I had a good game night at the House of Roses last Tuesday. In a game of Carcassonne against very good gamers I played so aggressively that I surprised myself. I ended up winning, mostly on cities, and half of those I shared or swiped outright from others. By the time the game ended I was so far ahead of the pack that the winner of the field war was still a few points behind me. I always like to see a Carc victory on a non-agrarian basis, and should that winner happen to be me, so be it.
Question to the audience: does starting a game of Carc with the river tiles versus the single starter tile increase the likelihood of there being one enormous motherlode of a field by the end? I want to say it is so, but I have no proof.
Then we played Attika, which is new to me. It's pretty neat. I want to play it again. (Didn't win.)
Saturday night was Doug's solstice party. Learned Cash 'n Guns, which has got to be on The Gameshelf sometime, if only because of its main gimmick: each player denotes who they're attacking each round by pointing a life-sized foam pistol at them. (This was the American edition, so the guns were Day-Glo orange instead of black. This didn't make it less fun.) I managed to win, hooray.
Played one session of Figaro, a fast and cute game that would probably go over best with clever little kids. Discovered while playing that it has game design superstar Reiner Knizia's name on the box (and photograph snuck into the card artwork), but in the manual he's only credited for "Game Idea", with two other guys having done the actual development. Sheesh! He's become the Matt Groening of the tabletop game world. (I wanted to be snarkier and say "The Jim Davis of", except that his games are actually good, so.)
Then came my approximately annual game of The Princes of Florence. I appreciate this game but I don't think I really care for it. It's got a feeling of constant forward motion, and of setting and meeting personal short-term goals, which I always like in games. But I have yet to grok the ultimate goal of, getting more points than everyone else, and my sense of accomplishment sours where I think I'm doing really well until the game ends and I'm not just in last place, but a good 15 points behind the pack.
And yet, I want to play it again, because I have an idea of what I did wrong.
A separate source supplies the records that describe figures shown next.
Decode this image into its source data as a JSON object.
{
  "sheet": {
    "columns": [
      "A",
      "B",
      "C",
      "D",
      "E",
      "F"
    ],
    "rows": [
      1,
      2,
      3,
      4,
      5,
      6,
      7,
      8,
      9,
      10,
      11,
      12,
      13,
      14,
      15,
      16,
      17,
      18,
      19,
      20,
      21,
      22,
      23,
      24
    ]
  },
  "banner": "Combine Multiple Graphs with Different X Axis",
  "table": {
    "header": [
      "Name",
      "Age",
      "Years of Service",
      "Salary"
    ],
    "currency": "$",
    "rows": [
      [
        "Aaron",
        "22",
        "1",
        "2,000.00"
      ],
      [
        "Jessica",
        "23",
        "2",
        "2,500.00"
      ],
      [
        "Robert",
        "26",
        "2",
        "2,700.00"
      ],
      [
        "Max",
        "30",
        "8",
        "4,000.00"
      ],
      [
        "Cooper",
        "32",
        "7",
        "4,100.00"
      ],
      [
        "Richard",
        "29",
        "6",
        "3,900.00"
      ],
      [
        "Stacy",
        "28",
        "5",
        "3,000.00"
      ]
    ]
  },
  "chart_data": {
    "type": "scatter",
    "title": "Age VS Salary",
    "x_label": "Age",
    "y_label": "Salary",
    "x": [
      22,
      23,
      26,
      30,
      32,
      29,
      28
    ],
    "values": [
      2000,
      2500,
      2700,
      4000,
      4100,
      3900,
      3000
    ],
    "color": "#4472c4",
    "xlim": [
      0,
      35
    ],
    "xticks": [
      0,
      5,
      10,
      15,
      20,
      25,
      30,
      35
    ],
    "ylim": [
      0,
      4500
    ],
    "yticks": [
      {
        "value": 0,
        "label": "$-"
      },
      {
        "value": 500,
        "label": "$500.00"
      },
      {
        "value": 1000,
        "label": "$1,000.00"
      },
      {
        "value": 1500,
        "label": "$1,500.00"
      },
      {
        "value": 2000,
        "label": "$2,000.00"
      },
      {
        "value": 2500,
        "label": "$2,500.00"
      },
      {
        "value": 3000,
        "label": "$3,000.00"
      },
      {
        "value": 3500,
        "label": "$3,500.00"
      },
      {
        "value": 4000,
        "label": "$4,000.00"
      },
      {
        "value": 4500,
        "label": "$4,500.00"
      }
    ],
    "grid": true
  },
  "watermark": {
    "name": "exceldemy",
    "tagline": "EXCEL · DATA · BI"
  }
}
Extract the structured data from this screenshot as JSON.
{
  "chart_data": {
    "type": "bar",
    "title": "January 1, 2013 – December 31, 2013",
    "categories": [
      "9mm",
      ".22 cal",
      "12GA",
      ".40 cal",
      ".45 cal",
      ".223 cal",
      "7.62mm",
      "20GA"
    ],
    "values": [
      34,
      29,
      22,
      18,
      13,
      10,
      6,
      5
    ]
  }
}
Grr!
At any rate, after that brain burner I announced that I wished to play Doug's unopened copy of the Dungeons & Dragons board game, a UK-only release from 2002. It's less stupid than I expected. I think I expected a rehash of the old Dungeon game, but instead it's an honest-to-goodness RPG dungeon crawl, using simplified rules streamlined for the simple joy of invading monsters' lairs and bashing them into jelly. We played the intro adventure and smeared six goblins while taking two casualties on our side. Good times.
I've always felt that using the river tiles in Carcassonne *decreases* the likelihood of having one enormous field at the end, because it divides the fields up more when being initially built.